Ping Pong () is a 2021 Chinese television series starring Bai Jingting and Xu Weizhou. The series centres around the lives of professional table tennis players and their journey to becoming representatives of the sport on the world stage. It begin to aired on iQiyi starting from 9 March 2021.

Synopsis
Endless competitions takes place on the ping pong tables with two young men at the center. Xu Tan is physically weak but strongly passionate and Yu Kenan is unruly but talented. Despite their opposite personalities, Xu Tan and Yu Kenan's mirror the same journey in their sports careers and witness a pivotal time in the history of Chinese ping pong. Xu Tan is a player who undergoes a major transformation. Under the influence of his grandfather, he starts the sport to improve his health and gets noticed for his abilities. Yu Kenan is the star player from a famous family who comes to realize that there are many things he has yet to learn.

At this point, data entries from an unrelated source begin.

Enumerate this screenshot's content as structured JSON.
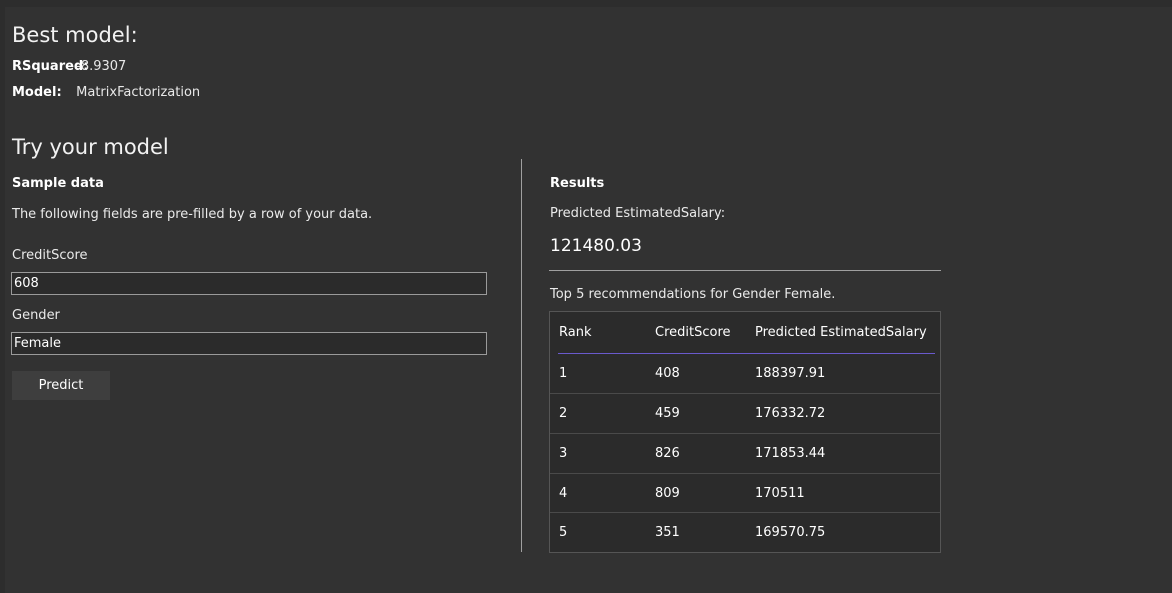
{
  "best_model": {
    "title": "Best model:",
    "metrics": [
      {
        "label": "RSquared:",
        "value": "-8.9307"
      },
      {
        "label": "Model:",
        "value": "MatrixFactorization"
      }
    ]
  },
  "try_model": {
    "title": "Try your model",
    "sample": {
      "heading": "Sample data",
      "description": "The following fields are pre-filled by a row of your data.",
      "fields": [
        {
          "label": "CreditScore",
          "value": "608"
        },
        {
          "label": "Gender",
          "value": "Female"
        }
      ],
      "predict_label": "Predict"
    },
    "results": {
      "heading": "Results",
      "prediction_label": "Predicted EstimatedSalary:",
      "prediction_value": "121480.03",
      "recommendations_caption": "Top 5 recommendations for Gender Female.",
      "columns": [
        "Rank",
        "CreditScore",
        "Predicted EstimatedSalary"
      ],
      "rows": [
        [
          "1",
          "408",
          "188397.91"
        ],
        [
          "2",
          "459",
          "176332.72"
        ],
        [
          "3",
          "826",
          "171853.44"
        ],
        [
          "4",
          "809",
          "170511"
        ],
        [
          "5",
          "351",
          "169570.75"
        ]
      ]
    }
  }
}
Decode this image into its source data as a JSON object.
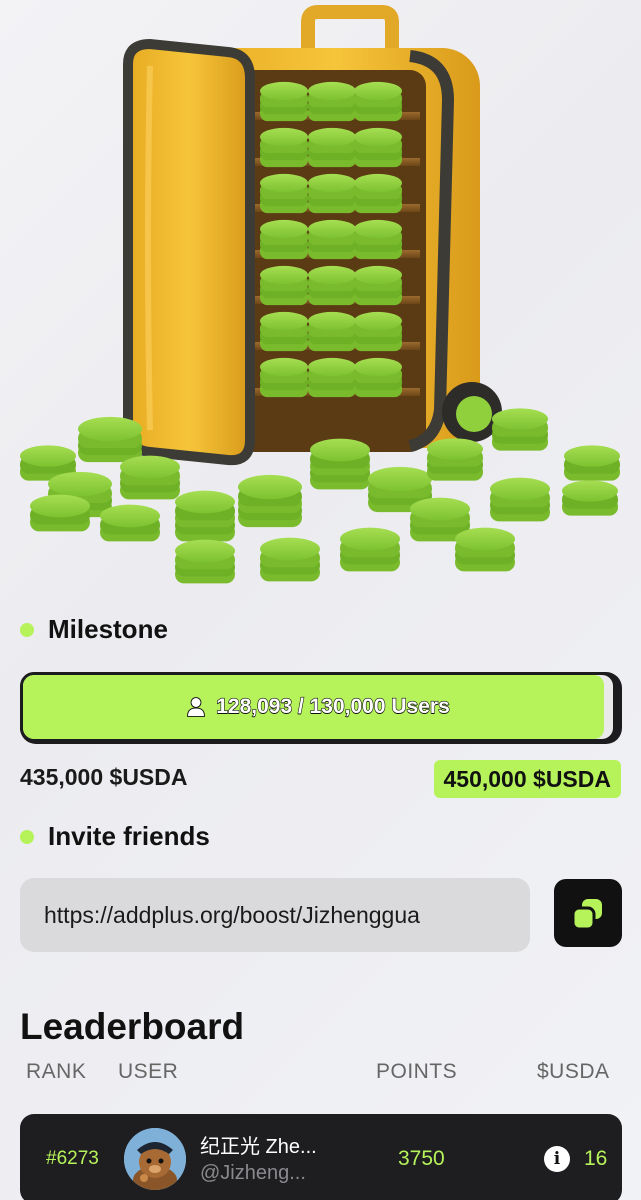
{
  "hero": {
    "image_name": "suitcase-full-of-green-coins-illustration"
  },
  "milestone": {
    "heading": "Milestone",
    "progress_text": "128,093 / 130,000 Users",
    "progress_fraction": 0.985,
    "current_reward": "435,000 $USDA",
    "next_reward": "450,000 $USDA"
  },
  "invite": {
    "heading": "Invite friends",
    "link": "https://addplus.org/boost/Jizhenggua"
  },
  "leaderboard": {
    "title": "Leaderboard",
    "columns": [
      "RANK",
      "USER",
      "POINTS",
      "$USDA"
    ],
    "rows": [
      {
        "rank": "#6273",
        "name": "纪正光 Zhe...",
        "handle": "@Jizheng...",
        "points": "3750",
        "usda": "16",
        "info_icon": "info-icon"
      }
    ]
  },
  "colors": {
    "accent": "#b6f25a",
    "dark": "#1e1e20",
    "field": "#dadadc"
  }
}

For their dreams and for the sake of their country, they stand at two ends during the biggest competition of their lives.

Cast

Main
Bai Jingting as Xu Tan
Xu Weizhou as Yu Kenan

Supporting
Yu Lang as Lei Lei
Hong Bingyao  as Zhang Caiwei
Wan Guopeng as Liu Shi
Bian Yiming as Fu Jingchun
Qin Yijia as Xiao Jun
Liu Yitie as Lu Xiaobei
Dong Chengming as Lin Haozhi
Yi Cheng as Zhang Chen

Production
The series began filming in November 2018 in Shenzhen, and wrapped up in May 2019.